I want to explore more in two questions. ***The first one is the share of each state's education budget in the state's total annual financial budget, which gives me ideas on the importance of developing education from the perspective of government finance. The second one is the components of expenses, then finding out which parts of education spend more.***

The first questiuon is to study the proportion of education budget in the total budget. Through the proportions, we can compare the distribution of government budgets in different states. The question is interesting because we can understand the relative importance of education through the perspective of budget allocation. Data analysts can compare budget allocations in different fields, and then assess wherther the budget is adequate according to the actual expenditures, and whether it is necessary to further increase the budget in the future development. 

The second question is to study the expenditure details of education expenses in public school districts and states. I think this question is interesting because it helps me have a basic understanding of the expenses structure and understand which parts pf education cost more than others. Data analysts can further analyze the cost details, understand the efficiency of capital use and budget priorities, and then make targeted policy recommendations, such as where to increase inputs and how to improve capital efficiency.

For the first question, we have had funding and expenses data. We still need the total budget of each state and the budget in other public areas, such as infrastructure budget, culture affairs budget, technology budget and so on. We can easily use proportion of education budget in each state to proceed the analysis. And the proportion of education budget is equal to state's education budget divided by total annual budget of the state. Through the ratio, we can rank the states to find out states which spend more on education than others. Also, we judge whether the current budget can meet the needs and how to make the following policies.

For the second question, now we only have the total expenses of each public school district.

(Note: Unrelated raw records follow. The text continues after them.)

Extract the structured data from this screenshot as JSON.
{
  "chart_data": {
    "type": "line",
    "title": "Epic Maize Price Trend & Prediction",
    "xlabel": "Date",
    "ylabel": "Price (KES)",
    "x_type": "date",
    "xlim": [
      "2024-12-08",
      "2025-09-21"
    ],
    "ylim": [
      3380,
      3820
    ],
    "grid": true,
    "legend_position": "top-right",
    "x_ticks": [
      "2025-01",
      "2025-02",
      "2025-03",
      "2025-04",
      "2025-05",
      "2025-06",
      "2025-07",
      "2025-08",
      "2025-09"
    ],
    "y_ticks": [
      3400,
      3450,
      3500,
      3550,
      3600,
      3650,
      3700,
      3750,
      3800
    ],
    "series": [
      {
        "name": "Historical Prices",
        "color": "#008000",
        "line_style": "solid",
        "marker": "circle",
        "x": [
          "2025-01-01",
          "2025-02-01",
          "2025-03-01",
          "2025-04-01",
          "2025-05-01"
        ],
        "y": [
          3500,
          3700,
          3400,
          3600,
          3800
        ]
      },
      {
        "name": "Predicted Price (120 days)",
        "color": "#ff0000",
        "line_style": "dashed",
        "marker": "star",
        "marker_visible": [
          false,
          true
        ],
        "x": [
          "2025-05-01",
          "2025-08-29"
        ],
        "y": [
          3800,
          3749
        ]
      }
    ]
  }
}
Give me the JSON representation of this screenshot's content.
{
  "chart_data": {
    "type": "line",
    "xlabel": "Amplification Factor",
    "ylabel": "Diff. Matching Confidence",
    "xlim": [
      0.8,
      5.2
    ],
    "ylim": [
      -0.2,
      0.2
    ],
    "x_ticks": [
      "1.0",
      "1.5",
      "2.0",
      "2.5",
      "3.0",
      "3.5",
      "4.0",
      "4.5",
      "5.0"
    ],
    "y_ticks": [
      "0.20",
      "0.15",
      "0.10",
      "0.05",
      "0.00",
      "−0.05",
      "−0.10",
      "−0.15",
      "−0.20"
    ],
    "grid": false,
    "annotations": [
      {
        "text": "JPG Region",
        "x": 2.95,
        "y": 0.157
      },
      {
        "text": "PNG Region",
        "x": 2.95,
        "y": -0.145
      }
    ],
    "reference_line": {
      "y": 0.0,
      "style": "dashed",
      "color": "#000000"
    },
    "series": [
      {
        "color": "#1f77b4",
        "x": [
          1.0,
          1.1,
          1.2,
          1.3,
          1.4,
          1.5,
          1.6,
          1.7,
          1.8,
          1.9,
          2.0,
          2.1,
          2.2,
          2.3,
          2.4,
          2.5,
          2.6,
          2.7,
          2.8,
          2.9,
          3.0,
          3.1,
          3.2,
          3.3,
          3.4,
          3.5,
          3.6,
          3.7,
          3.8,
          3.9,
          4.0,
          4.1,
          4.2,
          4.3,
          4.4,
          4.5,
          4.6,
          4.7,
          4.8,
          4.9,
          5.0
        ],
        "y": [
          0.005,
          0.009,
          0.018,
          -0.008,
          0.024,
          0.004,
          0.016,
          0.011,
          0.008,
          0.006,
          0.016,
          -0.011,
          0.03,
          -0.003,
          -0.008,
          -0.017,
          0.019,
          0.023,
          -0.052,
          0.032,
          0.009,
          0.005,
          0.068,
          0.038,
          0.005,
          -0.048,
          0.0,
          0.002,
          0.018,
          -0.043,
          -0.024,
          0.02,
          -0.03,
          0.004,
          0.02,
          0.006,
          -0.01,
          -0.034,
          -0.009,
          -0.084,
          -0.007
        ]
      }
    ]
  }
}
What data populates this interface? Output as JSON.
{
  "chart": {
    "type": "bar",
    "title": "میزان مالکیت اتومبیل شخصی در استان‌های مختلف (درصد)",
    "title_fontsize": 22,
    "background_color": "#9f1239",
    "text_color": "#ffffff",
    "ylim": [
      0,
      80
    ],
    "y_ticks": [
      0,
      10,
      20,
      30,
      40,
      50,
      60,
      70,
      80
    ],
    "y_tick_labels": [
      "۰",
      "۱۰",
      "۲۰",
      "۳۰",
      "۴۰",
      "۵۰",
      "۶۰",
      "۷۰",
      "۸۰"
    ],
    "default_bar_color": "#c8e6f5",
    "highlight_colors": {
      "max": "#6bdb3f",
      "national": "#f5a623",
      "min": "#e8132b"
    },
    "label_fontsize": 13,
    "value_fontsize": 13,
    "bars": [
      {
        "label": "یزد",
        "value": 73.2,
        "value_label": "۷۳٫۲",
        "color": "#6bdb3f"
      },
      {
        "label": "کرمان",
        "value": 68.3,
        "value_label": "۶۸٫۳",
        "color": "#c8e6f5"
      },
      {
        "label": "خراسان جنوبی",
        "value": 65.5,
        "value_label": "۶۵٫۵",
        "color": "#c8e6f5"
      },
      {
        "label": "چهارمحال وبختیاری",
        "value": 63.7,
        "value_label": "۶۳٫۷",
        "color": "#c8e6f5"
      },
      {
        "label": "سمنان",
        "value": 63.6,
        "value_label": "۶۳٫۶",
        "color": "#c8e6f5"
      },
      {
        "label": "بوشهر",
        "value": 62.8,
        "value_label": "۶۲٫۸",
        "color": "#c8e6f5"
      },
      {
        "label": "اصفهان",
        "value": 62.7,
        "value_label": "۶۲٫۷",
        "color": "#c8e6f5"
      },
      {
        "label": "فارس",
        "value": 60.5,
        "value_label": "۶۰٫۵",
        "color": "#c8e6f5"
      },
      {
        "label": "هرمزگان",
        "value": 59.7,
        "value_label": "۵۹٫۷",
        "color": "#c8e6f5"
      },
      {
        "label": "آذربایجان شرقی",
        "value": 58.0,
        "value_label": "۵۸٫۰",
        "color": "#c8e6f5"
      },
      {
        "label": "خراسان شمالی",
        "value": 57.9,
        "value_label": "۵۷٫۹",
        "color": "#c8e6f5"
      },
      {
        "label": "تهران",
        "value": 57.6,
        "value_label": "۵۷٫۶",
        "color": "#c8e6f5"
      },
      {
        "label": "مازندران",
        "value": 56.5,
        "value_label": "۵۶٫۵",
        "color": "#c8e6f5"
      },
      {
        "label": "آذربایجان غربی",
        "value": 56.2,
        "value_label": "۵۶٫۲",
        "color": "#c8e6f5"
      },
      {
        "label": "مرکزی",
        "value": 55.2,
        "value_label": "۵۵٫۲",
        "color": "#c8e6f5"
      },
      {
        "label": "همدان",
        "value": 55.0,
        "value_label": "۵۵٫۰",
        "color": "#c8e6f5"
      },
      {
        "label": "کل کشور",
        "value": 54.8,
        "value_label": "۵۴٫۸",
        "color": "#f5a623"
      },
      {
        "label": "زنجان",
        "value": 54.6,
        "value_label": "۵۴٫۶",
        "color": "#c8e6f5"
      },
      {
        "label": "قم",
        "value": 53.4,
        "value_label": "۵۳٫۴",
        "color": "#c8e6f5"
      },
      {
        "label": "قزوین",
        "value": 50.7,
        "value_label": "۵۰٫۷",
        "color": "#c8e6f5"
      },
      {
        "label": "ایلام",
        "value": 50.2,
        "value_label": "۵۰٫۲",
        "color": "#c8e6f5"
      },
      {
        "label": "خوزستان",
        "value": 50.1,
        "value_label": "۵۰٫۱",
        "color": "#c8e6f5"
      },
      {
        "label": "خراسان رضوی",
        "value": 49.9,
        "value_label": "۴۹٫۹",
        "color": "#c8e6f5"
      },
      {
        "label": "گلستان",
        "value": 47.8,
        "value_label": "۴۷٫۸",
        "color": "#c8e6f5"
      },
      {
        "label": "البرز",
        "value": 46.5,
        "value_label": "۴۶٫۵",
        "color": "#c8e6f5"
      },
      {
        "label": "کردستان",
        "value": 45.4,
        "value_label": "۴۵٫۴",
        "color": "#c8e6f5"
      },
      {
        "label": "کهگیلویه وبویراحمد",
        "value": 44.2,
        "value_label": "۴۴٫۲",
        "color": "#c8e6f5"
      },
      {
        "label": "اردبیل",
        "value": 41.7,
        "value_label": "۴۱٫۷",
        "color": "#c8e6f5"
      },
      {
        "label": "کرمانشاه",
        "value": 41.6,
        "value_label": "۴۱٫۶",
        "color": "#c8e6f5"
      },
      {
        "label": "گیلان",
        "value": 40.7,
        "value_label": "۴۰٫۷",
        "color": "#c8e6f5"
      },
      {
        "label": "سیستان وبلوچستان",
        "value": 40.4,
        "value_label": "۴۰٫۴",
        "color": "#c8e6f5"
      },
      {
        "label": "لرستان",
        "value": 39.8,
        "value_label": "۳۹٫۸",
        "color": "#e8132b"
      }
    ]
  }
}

We need more detailed data to conduct analyses. The existd data cannot meet our needs. Key components of expenses, such as faculty expenditure, facilities expenditure, expenses on different levels of education period, such as primary, secondary, high school, etc. From the data, we can easily get the proportion by using the division formula. When we get the results, we can compare school districts and states, and observe the differences and key parts of expenditure in each state.